Martin Beaumont, président-directeur général du CIUSSSMCQ.

«La patience a ses limites»

LA TUQUE — Les dirigeants du CIUSSS ont clarifié, mercredi soir, leur décision concernant la gestion du stationnement du centre de santé de La Tuque. Un délai a, une fois de plus, été accordé à la Fondation pour la Santé du Haut Saint-Maurice pour «assumer la mission pour laquelle elle est constituée».

«On veut continuer de travailler avec la Fondation, c’est pour ça qu’on fait preuve de patience, mais la patience a ses limites […] On s’est entendu avec elle pour avoir un plan d’action pour qu’ils soient autonomes dans leurs activités de philanthropie et que l’on récupère l’argent des stationnements», a lancé Carol Fillion, président-directeur général adjoint.

Il faut dire qu’il s’agit d’une décision ministérielle pour laquelle le CIUSSSMCQ avait fait une exception pour La Tuque puisqu’il s’agissait du revenu principal de la Fondation. Une entente de trois ans avait été signée en 2015 entre les deux entités pour permettre à la Fondation de faire une planification stratégique, pour se repositionner comme comité philanthropique et développer des activités dans la communauté.

«J’étais même prêt à payer pour que la Fondation soit accompagnée. […] On leur a donné trois ans. On les a contactés récemment pour savoir ils en étaient où, ils n’ont rien fait», a lancé Martin Beaumont, président-directeur général du CIUSSSMCQ.

«Ils nous avaient garanti qu’ils allaient faire ça en trois ans. Ça n’a pas été fait, on redonne une dernière chance. […] Heureusement que M. Fillion est là, il a un plus grand cœur parce que pour ma part, c’était terminé cette année», a ajouté M. Beaumont.

Les dirigeants du CIUSSS ont fait savoir qu’ils avaient reçu un engagement ferme pour un plan d’action au 30 novembre qui va démontrer comment la Fondation va reprendre son autonomie.

«On a été très généreux et on veut qu’ils continuent à se mobiliser», insiste M. Beaumont.

L’argent va demeurer à La Tuque

Lorsque le CIUSSS aura repris le total contrôle de la gestion du stationnement, on assure que les surplus iront au centre de santé de La Tuque.

«On va prendre l’argent du stationnement pour entretenir les stationnements. Quand il y a des surplus, cet argent-là peut être réinvesti dans des services. L’engagement qu’on a pris c’est que l’argent qui est recueilli dans une communauté est retourné dans cette communauté. L’argent de La Tuque va rester à La Tuque […] En fait, c’est que l’argent de La Tuque ne transigera plus par la Fondation. On ne menace pas la Fondation, c’est une façon différente qu’elle aura à développer pour travailler avec nous», a indiqué M. Fillion.

Services d’urgence

Les dirigeants du CIUSSS ont affirmé que le dossier des premiers répondants leur tenait à cœur et qu’il devait être travaillé en partenariat.
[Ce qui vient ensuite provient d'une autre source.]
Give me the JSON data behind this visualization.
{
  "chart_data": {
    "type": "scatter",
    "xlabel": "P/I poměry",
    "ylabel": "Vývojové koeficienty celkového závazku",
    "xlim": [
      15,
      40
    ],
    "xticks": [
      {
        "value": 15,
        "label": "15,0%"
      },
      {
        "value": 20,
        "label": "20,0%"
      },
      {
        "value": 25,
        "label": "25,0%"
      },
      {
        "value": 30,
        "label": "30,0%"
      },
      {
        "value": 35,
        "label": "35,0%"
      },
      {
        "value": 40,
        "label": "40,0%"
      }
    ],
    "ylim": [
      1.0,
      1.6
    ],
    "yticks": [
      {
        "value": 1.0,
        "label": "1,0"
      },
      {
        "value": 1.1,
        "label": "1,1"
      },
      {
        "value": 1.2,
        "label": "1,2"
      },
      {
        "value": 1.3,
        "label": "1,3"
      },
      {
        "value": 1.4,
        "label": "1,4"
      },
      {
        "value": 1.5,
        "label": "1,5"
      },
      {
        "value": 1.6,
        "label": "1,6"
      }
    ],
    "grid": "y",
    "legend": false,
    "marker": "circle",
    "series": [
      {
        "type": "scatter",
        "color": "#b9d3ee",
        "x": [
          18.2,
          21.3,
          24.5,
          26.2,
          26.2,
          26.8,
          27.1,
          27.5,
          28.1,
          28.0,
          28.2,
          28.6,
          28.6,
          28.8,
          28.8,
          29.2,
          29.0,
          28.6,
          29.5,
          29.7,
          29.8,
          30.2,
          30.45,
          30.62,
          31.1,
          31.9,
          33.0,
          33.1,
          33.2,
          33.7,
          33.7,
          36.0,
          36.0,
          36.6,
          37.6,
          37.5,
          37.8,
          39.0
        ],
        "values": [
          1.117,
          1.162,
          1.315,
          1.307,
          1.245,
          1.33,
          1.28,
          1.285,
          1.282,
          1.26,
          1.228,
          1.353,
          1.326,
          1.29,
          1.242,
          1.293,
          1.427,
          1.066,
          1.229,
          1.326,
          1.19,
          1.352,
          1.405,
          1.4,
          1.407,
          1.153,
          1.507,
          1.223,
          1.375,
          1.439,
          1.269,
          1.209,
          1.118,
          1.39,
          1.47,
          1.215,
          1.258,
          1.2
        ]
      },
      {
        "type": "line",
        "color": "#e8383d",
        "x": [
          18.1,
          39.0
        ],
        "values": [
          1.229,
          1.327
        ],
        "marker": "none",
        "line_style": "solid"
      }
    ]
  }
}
«C’est un dossier qui avance très bien. J’ai même personnellement rencontré des équipes qui travaillent sur des solutions novatrices. On s’est engagé à déposer des propositions au maire bientôt. On suit le plan de match […] Le dossier de Parent est un dossier qu’on veut régler en priorité pour être en mesure de s’assurer une continuité de services. On traite les deux dossiers de façon parallèle», a commenté M. Beaumont qui était à La Tuque dans le cadre des séances publiques d’information.

Quant à l’épineux dossier des ambulanciers, qui réclament des horaires à l’heure plutôt que des horaires de faction, il n’y a aucun projet-pilote pour le moment. Le CIUSSSMCQ a fait ses recommandations au ministère qui doit prendre la décision.

«On recommande la transformation d’un horaire de faction vers un horaire à l’heure. Nous pensons que ça devrait améliorer la situation, mais le service actuel répond aux besoins de la population avec un service de qualité.»

«Le maire a raison, on doit avoir une stratégie pour retenir les ambulanciers dans la région. On pense qu’un horaire à l’heure pourrait être cette stratégie de rétention», a conclu M. Beaumont.